A Century of Democratic Royal Constitution

This year, we celebrate a century since the lawmakers passed the best Constitution Romania has ever had. The 1923 Constitution was imperfect, like any Romanian creation. But the fundamental law of the state created the framework for a genuine democratic life. 

According to Professor Alexandru Muraru, this Constitution was a symbol of traditions and dignity. This is because the fundamental law of the state, adopted a hundred years ago, promoted moderation and the rule of law. 

Professor Ioan Stanomir defined this Constitution as a fragment of the memory of freedom. For those who opposed the authoritarian and dictatorial regimes, of the extreme right and the extreme left, which have succeeded one another in Romania since 1938, this royal Constitution was a foundation on which Romanian democracy could have been rebuilt. 

Basically, this Constitution was adopted to create a new social pact. In 1923, there were several factors that showed that Romanian society needed to renew the social contract that defined the functioning of the state and local communities. The first factor was the trauma of the First World War. For the suffering of those who had endured the war in the trenches or at home to be made meaningful, a change for the better was needed in society. The 1923 Constitution represented that change. 

Politically, too, in 1918 there were three great provinces uniting with Romania. Bessarabia, Bukovina and Transylvania together had a larger area and population than the Old Kingdom of Romania. Moreover, the three new provinces came with different traditions, currencies and legal systems. Bessarabia was part of the Russian Empire, Bukovina was part of the Austrian part of the Austro-Hungarian Empire and Transylvania was part of the Hungarian part of the Austro-Hungarian Empire. In these territories, there were important national communities other than Romanian. Also, in Transylvania there was a church with indisputable merits in the cultural and national revival of the Romanians: the Romanian Church United with Rome, Greek-Catholic.

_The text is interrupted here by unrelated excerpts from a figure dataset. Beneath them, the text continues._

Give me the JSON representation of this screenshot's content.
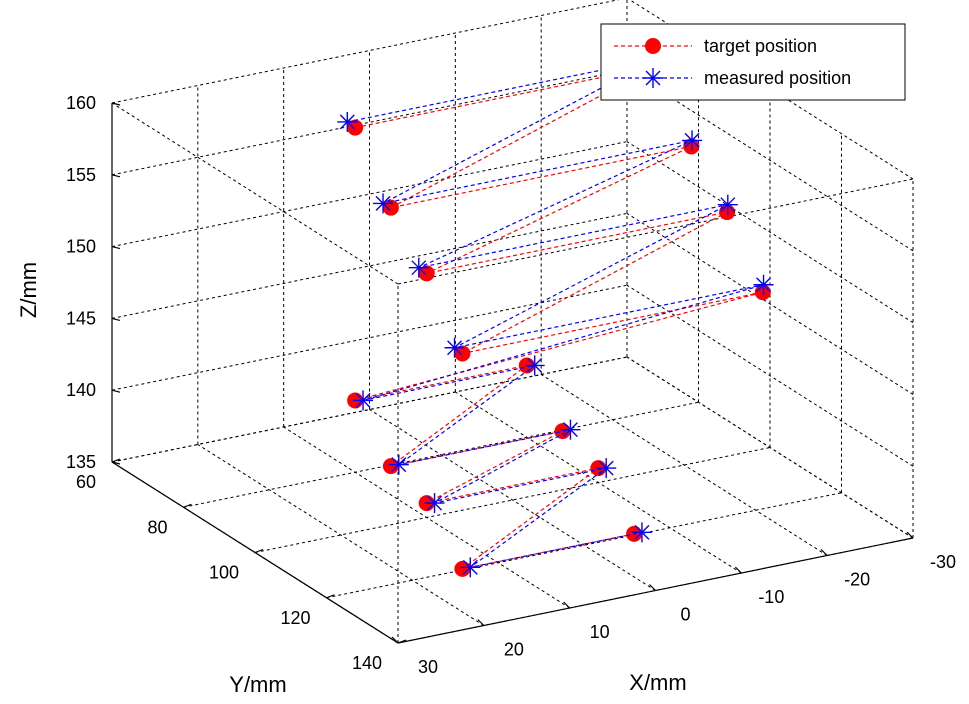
{
  "chart_data": {
    "type": "scatter",
    "projection": "3d",
    "xlabel": "X/mm",
    "ylabel": "Y/mm",
    "zlabel": "Z/mm",
    "xlim": [
      -30,
      30
    ],
    "ylim": [
      60,
      140
    ],
    "zlim": [
      135,
      160
    ],
    "xticks": [
      30,
      20,
      10,
      0,
      -10,
      -20,
      -30
    ],
    "yticks": [
      60,
      80,
      100,
      120,
      140
    ],
    "zticks": [
      135,
      140,
      145,
      150,
      155,
      160
    ],
    "grid": true,
    "legend_position": "top-right",
    "series": [
      {
        "name": "target position",
        "color": "#ff0000",
        "marker": "circle",
        "line": "dashed",
        "points": [
          {
            "x": 10,
            "y": 80,
            "z": 159
          },
          {
            "x": -25,
            "y": 80,
            "z": 159
          },
          {
            "x": 10,
            "y": 90,
            "z": 155
          },
          {
            "x": -25,
            "y": 90,
            "z": 155
          },
          {
            "x": 10,
            "y": 100,
            "z": 152
          },
          {
            "x": -25,
            "y": 100,
            "z": 152
          },
          {
            "x": 10,
            "y": 110,
            "z": 148
          },
          {
            "x": -25,
            "y": 110,
            "z": 148
          },
          {
            "x": 10,
            "y": 80,
            "z": 140
          },
          {
            "x": -10,
            "y": 80,
            "z": 140
          },
          {
            "x": 10,
            "y": 90,
            "z": 137
          },
          {
            "x": -10,
            "y": 90,
            "z": 137
          },
          {
            "x": 10,
            "y": 100,
            "z": 136
          },
          {
            "x": -10,
            "y": 100,
            "z": 136
          },
          {
            "x": 10,
            "y": 110,
            "z": 133
          },
          {
            "x": -10,
            "y": 110,
            "z": 133
          }
        ]
      },
      {
        "name": "measured position",
        "color": "#0000ff",
        "marker": "asterisk",
        "line": "dashed",
        "points": [
          {
            "x": 10.5,
            "y": 79,
            "z": 159.3
          },
          {
            "x": -25.5,
            "y": 79,
            "z": 159.3
          },
          {
            "x": 10.5,
            "y": 89,
            "z": 155.2
          },
          {
            "x": -25.5,
            "y": 89,
            "z": 155.2
          },
          {
            "x": 10.5,
            "y": 99,
            "z": 152.3
          },
          {
            "x": -25.5,
            "y": 99,
            "z": 152.3
          },
          {
            "x": 10.5,
            "y": 109,
            "z": 148.3
          },
          {
            "x": -25.5,
            "y": 109,
            "z": 148.3
          },
          {
            "x": 9.5,
            "y": 81,
            "z": 140.1
          },
          {
            "x": -10.5,
            "y": 81,
            "z": 140.1
          },
          {
            "x": 9.5,
            "y": 91,
            "z": 137.2
          },
          {
            "x": -10.5,
            "y": 91,
            "z": 137.2
          },
          {
            "x": 9.5,
            "y": 101,
            "z": 136.1
          },
          {
            "x": -10.5,
            "y": 101,
            "z": 136.1
          },
          {
            "x": 9.5,
            "y": 111,
            "z": 133.2
          },
          {
            "x": -10.5,
            "y": 111,
            "z": 133.2
          }
        ]
      }
    ]
  }
}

The new Constitution had the task of ensuring the integration of the Old Kingdom, Bessarabia, Bukovina and Transylvania into a new state, in which every citizen, regardless of language and religion, would feel at home. The new Constitution also aimed to create the legal framework needed to consolidate the reforms promised by King Ferdinand I during the war. While the Royal Family, Government and Parliament were holed up in Iasi, King Ferdinand I promised those who defended their homeland that they would benefit from an agrarian reform designed to make the peasants more powerful and from a system of universal suffrage that would further democratise the old political system that had been operating in the Kingdom of Romania.

The 1923 Constitution was not a completely new law. It incorporated many good provisions from the Constitution adopted in 1866. Of the 138 articles of the new Constitution, 78 were taken from the old basic law of the state.

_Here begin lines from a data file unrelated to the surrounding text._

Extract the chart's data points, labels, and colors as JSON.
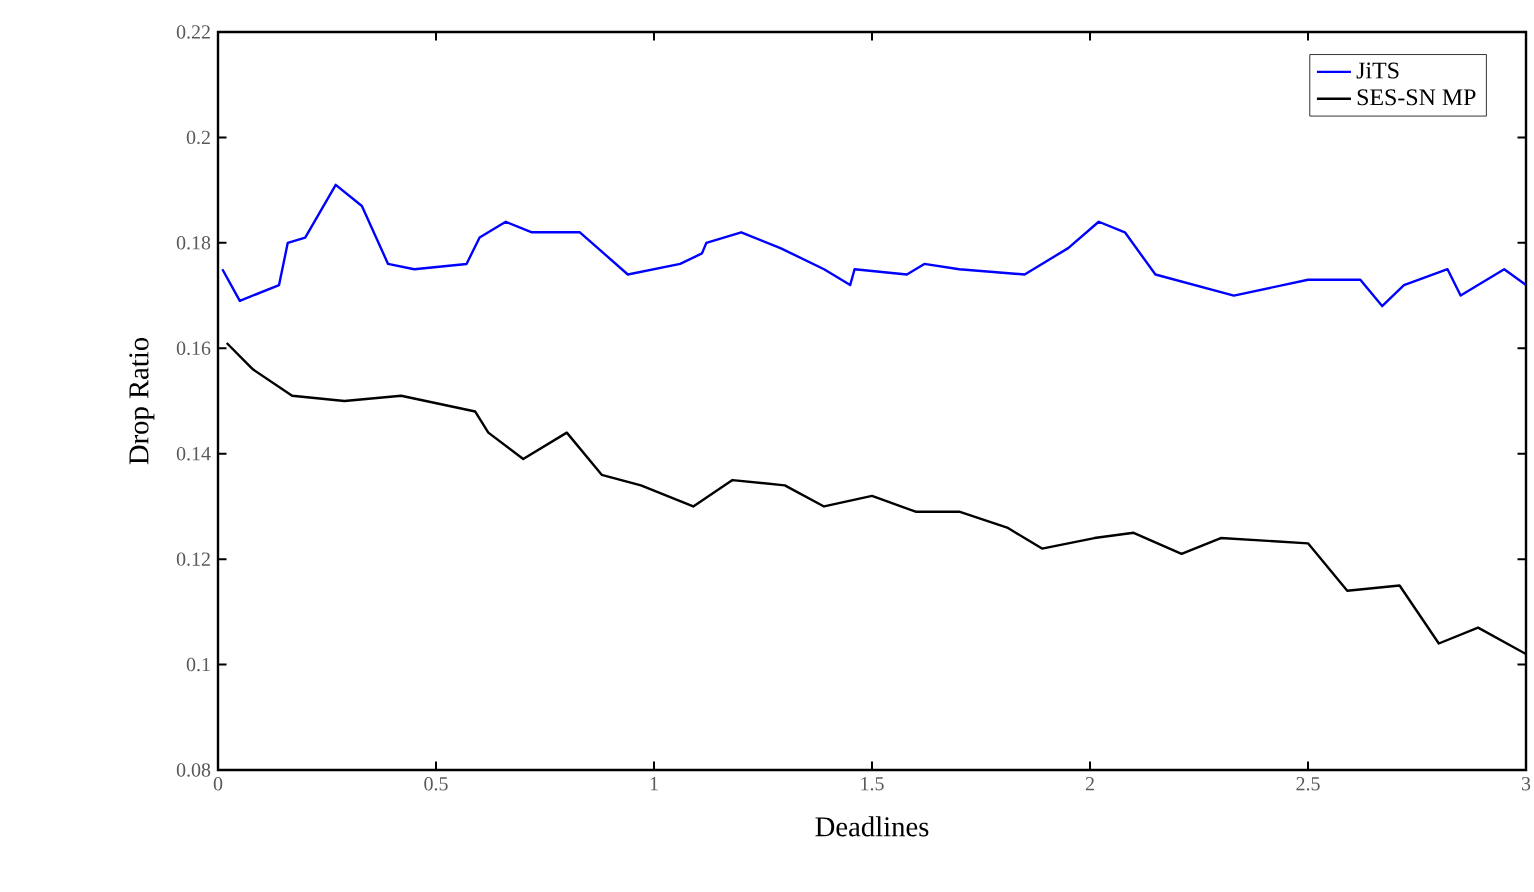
{
  "chart_data": {
    "type": "line",
    "xlabel": "Deadlines",
    "ylabel": "Drop Ratio",
    "xlim": [
      0,
      3
    ],
    "ylim": [
      0.08,
      0.22
    ],
    "xticks": [
      0,
      0.5,
      1,
      1.5,
      2,
      2.5,
      3
    ],
    "yticks": [
      0.08,
      0.1,
      0.12,
      0.14,
      0.16,
      0.18,
      0.2,
      0.22
    ],
    "legend": "top right",
    "grid": false,
    "series": [
      {
        "name": "JiTS",
        "color": "#0000ff",
        "x": [
          0.01,
          0.05,
          0.14,
          0.16,
          0.2,
          0.27,
          0.33,
          0.39,
          0.45,
          0.57,
          0.6,
          0.66,
          0.72,
          0.83,
          0.94,
          1.06,
          1.11,
          1.12,
          1.2,
          1.29,
          1.39,
          1.45,
          1.46,
          1.58,
          1.62,
          1.7,
          1.85,
          1.95,
          2.02,
          2.08,
          2.15,
          2.33,
          2.5,
          2.62,
          2.67,
          2.72,
          2.82,
          2.85,
          2.95,
          3.0
        ],
        "values": [
          0.175,
          0.169,
          0.172,
          0.18,
          0.181,
          0.191,
          0.187,
          0.176,
          0.175,
          0.176,
          0.181,
          0.184,
          0.182,
          0.182,
          0.174,
          0.176,
          0.178,
          0.18,
          0.182,
          0.179,
          0.175,
          0.172,
          0.175,
          0.174,
          0.176,
          0.175,
          0.174,
          0.179,
          0.184,
          0.182,
          0.174,
          0.17,
          0.173,
          0.173,
          0.168,
          0.172,
          0.175,
          0.17,
          0.175,
          0.172
        ]
      },
      {
        "name": "SES-SN MP",
        "color": "#000000",
        "x": [
          0.02,
          0.08,
          0.17,
          0.29,
          0.42,
          0.59,
          0.62,
          0.7,
          0.8,
          0.88,
          0.97,
          1.09,
          1.18,
          1.3,
          1.39,
          1.5,
          1.6,
          1.7,
          1.81,
          1.89,
          2.01,
          2.1,
          2.21,
          2.3,
          2.5,
          2.59,
          2.71,
          2.8,
          2.89,
          3.0
        ],
        "values": [
          0.161,
          0.156,
          0.151,
          0.15,
          0.151,
          0.148,
          0.144,
          0.139,
          0.144,
          0.136,
          0.134,
          0.13,
          0.135,
          0.134,
          0.13,
          0.132,
          0.129,
          0.129,
          0.126,
          0.122,
          0.124,
          0.125,
          0.121,
          0.124,
          0.123,
          0.114,
          0.115,
          0.104,
          0.107,
          0.102
        ]
      }
    ]
  }
}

This meant ensuring cultural and social continuity in Romania. The Constitution established Romania as a constitutional monarchy, a unitary and indivisible national state with inalienable territory. 

The King was at the centre of public life and acted as an impartial moderator between the other powers of the state. Legislative power was vested in a bicameral Parliament, consisting of the Senate and the Assembly of Deputies. Executive power was vested in the Council of Ministers or the Government. Judicial power was exercised through a pyramidal system of courts, the superior one being the High Court of Cassation and Justice. 

The Constitution also enshrined the role of the two national Churches: the Romanian Orthodox Church and the Romanian Church United with Rome, the Greek Catholic Church. It recognised the freedom of worship of all other religions and confessions, both Christian and non-Christian.

Basically, Romania organised by the 1923 Constitution was a parliamentary constitutional monarchy and, at the same time, a democracy built on liberal principles. It provided the legal framework for an unprecedented flourishing of Romanian society, which experienced a remarkable economic, cultural and social boom. The Kingdom of Romania went through stages of rapid development and social modernisation. 

This path was interrupted on the eve of the Second World War. In 1938, King Carol II abrogated this Constitution. He introduced a new, much more restrictive constitution, which established an authoritarian royal regime designed to block the rise of fascist or communist parties. But the new constitution was inadequate. It was repealed two years later, after King Carol II was forced to leave the throne.

But the 1923 constitution was reinstated by King Mihai I of Romania in 1944 after His Majesty succeeded in removing the military dictator Ion Antonescu from power. The best Constitution remained in force until 1947, when King Mihai I was blackmailed into abdicating. Communist or communist-derived constitutions followed. The current basic law of the state is much worse than the 1923 Constitution. That is why more and more voices are calling for the 1923 Constitution to be reinstated, with small changes to adapt this fundamental law to the changes that have taken place in society over the last 100 years. Of course, this would also mean restoring constitutional monarchy in Romania.